On Fri, Nov 5, 2010 at 3:51 AM, Tim Hesterberg <timhesterberg at gmail.com> wrote:
> Faye wrote:
>>Our survey is structured as : To be investigated area is divided into
>>6 regions, within each region, one urban community and one rural
>>community are randomly selected, then samples are randomly drawn from
>>each selected uran and rural community.
>>
>>The problems is that in urban/rural stratum, we only have one sample.
>>In this case, how to do bootstrap?
>
> You are lucky that your sample size is 1.  If it were 2 you would
> probably have proceeded without realizing that the answers were wrong.
>
> Suppose you had two samples in each stratum.  If you proceed naturally,
> drawing bootstrap samples of size 2 from each stratum, this would
> underestimate variability by a factor of 2.
>
> In general the ordinary nonparametric bootstrap estimates of variability
> are biased downward by a factor of (n-1)/n -- exactly for the mean,
> approximately for other statistics.  In multiple-sample and stratified
> situations, the bias depends on the stratum sizes.
>
> Three remedies are:
> * draw bootstrap samples of size n-1
> * "bootknife" sampling - omit one observation (a jackknife sample), then
>  draw a bootstrap sample of size n from that
> * bootstrap from a kernel density estimate, with kernel covariance equal
>  to empirical covariance (with divisor n-1) / n.
> The latter two are described in
> Hesterberg, Tim C. (2004), Unbiasing the Bootstrap-Bootknife Sampling vs.
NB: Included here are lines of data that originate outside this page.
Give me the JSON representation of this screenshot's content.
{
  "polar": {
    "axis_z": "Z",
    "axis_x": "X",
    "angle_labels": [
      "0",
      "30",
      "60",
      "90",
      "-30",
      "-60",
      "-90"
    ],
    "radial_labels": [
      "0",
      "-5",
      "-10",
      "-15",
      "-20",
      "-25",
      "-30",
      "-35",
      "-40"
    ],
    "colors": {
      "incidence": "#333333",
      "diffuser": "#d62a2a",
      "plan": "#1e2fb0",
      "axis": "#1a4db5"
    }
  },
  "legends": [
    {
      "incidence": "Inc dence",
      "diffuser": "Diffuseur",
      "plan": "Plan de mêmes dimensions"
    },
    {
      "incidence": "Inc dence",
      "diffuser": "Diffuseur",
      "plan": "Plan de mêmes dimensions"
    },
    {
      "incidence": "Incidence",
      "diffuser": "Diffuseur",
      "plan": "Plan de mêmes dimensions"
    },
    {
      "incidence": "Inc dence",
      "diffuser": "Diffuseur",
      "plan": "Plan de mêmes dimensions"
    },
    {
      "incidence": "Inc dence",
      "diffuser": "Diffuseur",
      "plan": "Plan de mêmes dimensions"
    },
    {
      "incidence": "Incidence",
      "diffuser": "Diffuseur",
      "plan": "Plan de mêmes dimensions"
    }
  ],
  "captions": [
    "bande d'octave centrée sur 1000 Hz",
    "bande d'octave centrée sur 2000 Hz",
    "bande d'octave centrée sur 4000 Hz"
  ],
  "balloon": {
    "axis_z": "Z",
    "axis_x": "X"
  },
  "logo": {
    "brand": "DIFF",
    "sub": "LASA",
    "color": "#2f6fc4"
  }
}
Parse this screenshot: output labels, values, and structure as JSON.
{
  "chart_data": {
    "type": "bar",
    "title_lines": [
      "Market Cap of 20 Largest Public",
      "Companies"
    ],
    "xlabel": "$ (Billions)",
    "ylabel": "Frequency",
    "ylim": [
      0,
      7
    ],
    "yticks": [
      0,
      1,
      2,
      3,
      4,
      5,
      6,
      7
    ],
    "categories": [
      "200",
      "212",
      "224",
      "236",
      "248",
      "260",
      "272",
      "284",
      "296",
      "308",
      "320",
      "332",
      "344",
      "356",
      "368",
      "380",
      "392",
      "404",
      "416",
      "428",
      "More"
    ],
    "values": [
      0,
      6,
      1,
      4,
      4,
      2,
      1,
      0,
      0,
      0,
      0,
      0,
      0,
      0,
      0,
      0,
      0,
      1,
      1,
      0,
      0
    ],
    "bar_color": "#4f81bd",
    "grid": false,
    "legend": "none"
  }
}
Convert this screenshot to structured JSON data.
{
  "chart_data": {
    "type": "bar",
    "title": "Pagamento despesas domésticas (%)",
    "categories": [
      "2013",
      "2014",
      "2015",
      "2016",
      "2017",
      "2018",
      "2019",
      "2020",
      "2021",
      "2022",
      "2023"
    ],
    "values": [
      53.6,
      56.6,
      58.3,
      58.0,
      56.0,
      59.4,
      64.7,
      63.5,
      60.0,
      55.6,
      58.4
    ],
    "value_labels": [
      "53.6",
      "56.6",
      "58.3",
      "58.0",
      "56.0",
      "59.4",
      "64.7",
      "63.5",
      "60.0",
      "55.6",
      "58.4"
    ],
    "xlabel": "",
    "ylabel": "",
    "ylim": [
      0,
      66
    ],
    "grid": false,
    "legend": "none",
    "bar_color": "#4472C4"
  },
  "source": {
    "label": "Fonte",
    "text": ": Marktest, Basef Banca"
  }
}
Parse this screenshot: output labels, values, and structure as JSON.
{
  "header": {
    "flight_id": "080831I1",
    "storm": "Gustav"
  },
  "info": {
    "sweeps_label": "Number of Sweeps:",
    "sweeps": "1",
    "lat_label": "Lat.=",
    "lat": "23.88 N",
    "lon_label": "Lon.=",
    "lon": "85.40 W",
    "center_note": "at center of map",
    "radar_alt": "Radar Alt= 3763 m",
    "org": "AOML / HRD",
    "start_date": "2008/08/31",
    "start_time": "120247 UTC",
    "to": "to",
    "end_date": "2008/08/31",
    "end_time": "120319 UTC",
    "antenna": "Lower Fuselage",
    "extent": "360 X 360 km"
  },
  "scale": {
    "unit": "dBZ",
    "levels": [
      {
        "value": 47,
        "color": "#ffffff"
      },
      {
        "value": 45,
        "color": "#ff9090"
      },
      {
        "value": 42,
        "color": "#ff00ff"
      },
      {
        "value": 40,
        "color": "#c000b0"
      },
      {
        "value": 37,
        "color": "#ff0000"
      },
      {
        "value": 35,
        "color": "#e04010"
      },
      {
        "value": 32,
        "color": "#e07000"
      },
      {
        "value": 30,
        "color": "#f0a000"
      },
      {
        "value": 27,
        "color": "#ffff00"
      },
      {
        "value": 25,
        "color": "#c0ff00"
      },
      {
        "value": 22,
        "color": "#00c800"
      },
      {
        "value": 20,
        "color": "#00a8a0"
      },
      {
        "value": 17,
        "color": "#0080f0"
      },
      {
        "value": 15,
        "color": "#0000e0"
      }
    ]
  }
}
Smoothing, Proceedings of the Section on Statistics and the Environment, American Statistical Association, 2924-2930.
> http://home.comcast.net/~timhesterberg/articles/JSM04-bootknife.pdf
>
> All three are undefined for samples of size 1.  You need to go to some
> other bootstrap, e.g. a parametric bootstrap with variability estimated
> from other data.
>

And the 'survey' package supplies the first option. (It also supplies
a bootstrap sample of size n that allows finite population
corrections, designed for situations with a large n and a high
sampling fraction, such as some business surveys.)

With a sample size of 1 per stratum there are no design-unbiased
estimators of the standard error, so as others have said you need
external data.

       -thomas

-- 
Thomas Lumley
Professor of Biostatistics
University of Auckland